Peter Hitchens
.
What would you think if Russia’s spy chief had been discovered last week, roaming round Ukraine?
The British media would have been raging and howling about sinister Kremlin meddling.
Well, as far as I know, no such visit took place. But something just as astonishing did happen. John Brennan, Director of the CIA, was, in fact, in Kiev last week, and I do not think he was there for the nightlife.
It is, by any measure, a hugely interesting fact that such a person, who seldom ventures out at all, was in Ukraine at a moment of great tension. Yet the information was buried by British news media.
Last week, I asked several colleagues whom I know to be assiduous newspaper readers, interested in the world, savvy and alert, if they knew Mr Brennan had been in Kiev. Not one of them did.
Well, what else don’t we know? Here’s a hint. About three- quarters of what Russia is now doing in Ukraine is a bitter joke at the expense of the ‘West’. What we attack them for doing is what we have also done, in Yugoslavia and Ukraine.
We snatched Kosovo from Serbia.

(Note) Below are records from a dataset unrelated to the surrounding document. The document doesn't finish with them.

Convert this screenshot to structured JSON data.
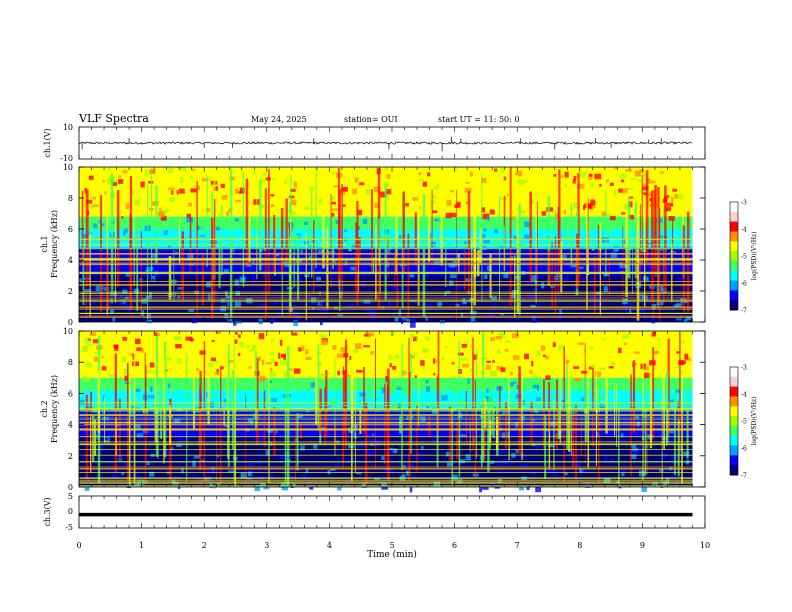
{
  "header": {
    "title": "VLF Spectra",
    "date": "May 24, 2025",
    "station": "station= OUI",
    "start": "start  UT =   11: 50: 0"
  },
  "chart_data": [
    {
      "type": "line",
      "panel": "ch1-waveform",
      "ylabel": "ch.1(V)",
      "ylim": [
        -10,
        10
      ],
      "yticks": [
        "10",
        "-10"
      ],
      "baseline": 0,
      "description_series": "noisy waveform fluctuating near zero with occasional spikes",
      "spike_times_min": [
        0.05,
        0.8,
        2.0,
        2.45,
        3.75,
        4.95,
        5.8,
        5.95,
        6.1,
        7.05,
        7.6,
        8.25,
        8.5,
        9.1,
        9.3
      ],
      "spike_amplitudes_v": [
        -4,
        3,
        -3,
        -3,
        3,
        -4,
        -5,
        4,
        3,
        3,
        -4,
        3,
        -3,
        2,
        3
      ]
    },
    {
      "type": "heatmap",
      "panel": "ch1-spectrogram",
      "ylabel": "Frequency (kHz)",
      "channel_label": "ch.1",
      "ylim": [
        0,
        10
      ],
      "yticks": [
        "10",
        "8",
        "6",
        "4",
        "2",
        "0"
      ],
      "band_boundaries_khz": [
        6.8,
        6.0,
        4.8,
        3.0
      ],
      "colorbar": {
        "label": "log(PSD)(V²/Hz)",
        "range": [
          -7,
          -3
        ],
        "ticks": [
          "-3",
          "-4",
          "-5",
          "-6",
          "-7"
        ]
      }
    },
    {
      "type": "heatmap",
      "panel": "ch2-spectrogram",
      "ylabel": "Frequency (kHz)",
      "channel_label": "ch.2",
      "ylim": [
        0,
        10
      ],
      "yticks": [
        "10",
        "8",
        "6",
        "4",
        "2",
        "0"
      ],
      "band_boundaries_khz": [
        7.0,
        6.2,
        5.0,
        3.2
      ],
      "colorbar": {
        "label": "log(PSD)(V²/Hz)",
        "range": [
          -7,
          -3
        ],
        "ticks": [
          "-3",
          "-4",
          "-5",
          "-6",
          "-7"
        ]
      }
    },
    {
      "type": "line",
      "panel": "ch3-waveform",
      "ylabel": "ch.3(V)",
      "ylim": [
        -5,
        5
      ],
      "yticks": [
        "5",
        "0",
        "-5"
      ],
      "constant_value_v": -0.8
    }
  ],
  "xaxis": {
    "label": "Time (min)",
    "xlim": [
      0,
      10
    ],
    "ticks": [
      "0",
      "1",
      "2",
      "3",
      "4",
      "5",
      "6",
      "7",
      "8",
      "9",
      "10"
    ],
    "data_end_min": 9.8
  },
  "colors": {
    "palette": [
      "#00007a",
      "#0000ff",
      "#00a0ff",
      "#00ffff",
      "#40ff60",
      "#a0ff00",
      "#ffff00",
      "#ff9000",
      "#ff0000",
      "#ffd0d0",
      "#ffffff"
    ]
  }
}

They have snatched Crimea from Ukraine. We like referendums which confirm what we wanted to do all along. So do they. So far, even they haven’t had the nerve to copy the EU habit of rerunning any votes that give the wrong result.
We unleashed armed mobs in Kiev, to overthrow the lawful authority. They have done the same in Donetsk.
Just as I have no doubt that Russian secret services and front organisations have helped, encouraged and equipped the crowds in Donetsk, I have no doubt that the ‘Maidan’ protests in Kiev had what I shall politely call help from outside.
I write as a former Marxist revolutionary who has organized demonstrations and knows how hard it is to mobilise and sustain them.
I think both sides have also shut down broadcasts they do not like.
The simple conclusion we might draw from this, this Eastertide, is that it would be wise to stop being so lofty about what the Russians are doing, and pretending that our side are the nice, law-abiding freedom-lovers.
We should ask instead what this conflict is really about. I will tell you. It is an old-style territorial clash over a very valuable piece of territory, in which the EU, as Germany used to do, seeks to expand its power and influence into areas long dominated by Moscow. This can only be resolved through compromise. Yet, on the 100th anniversary of the outbreak of the Great War that almost ended civilisation, I am amazed by the partisan enthusiasm for conflict and confrontation that has infected so many politicians and journalists.
Why wait for future historians to tell you that you were rushed into a stupid, ruinous war by crude, one-sided propaganda?
Tell these people now that you want no such thing.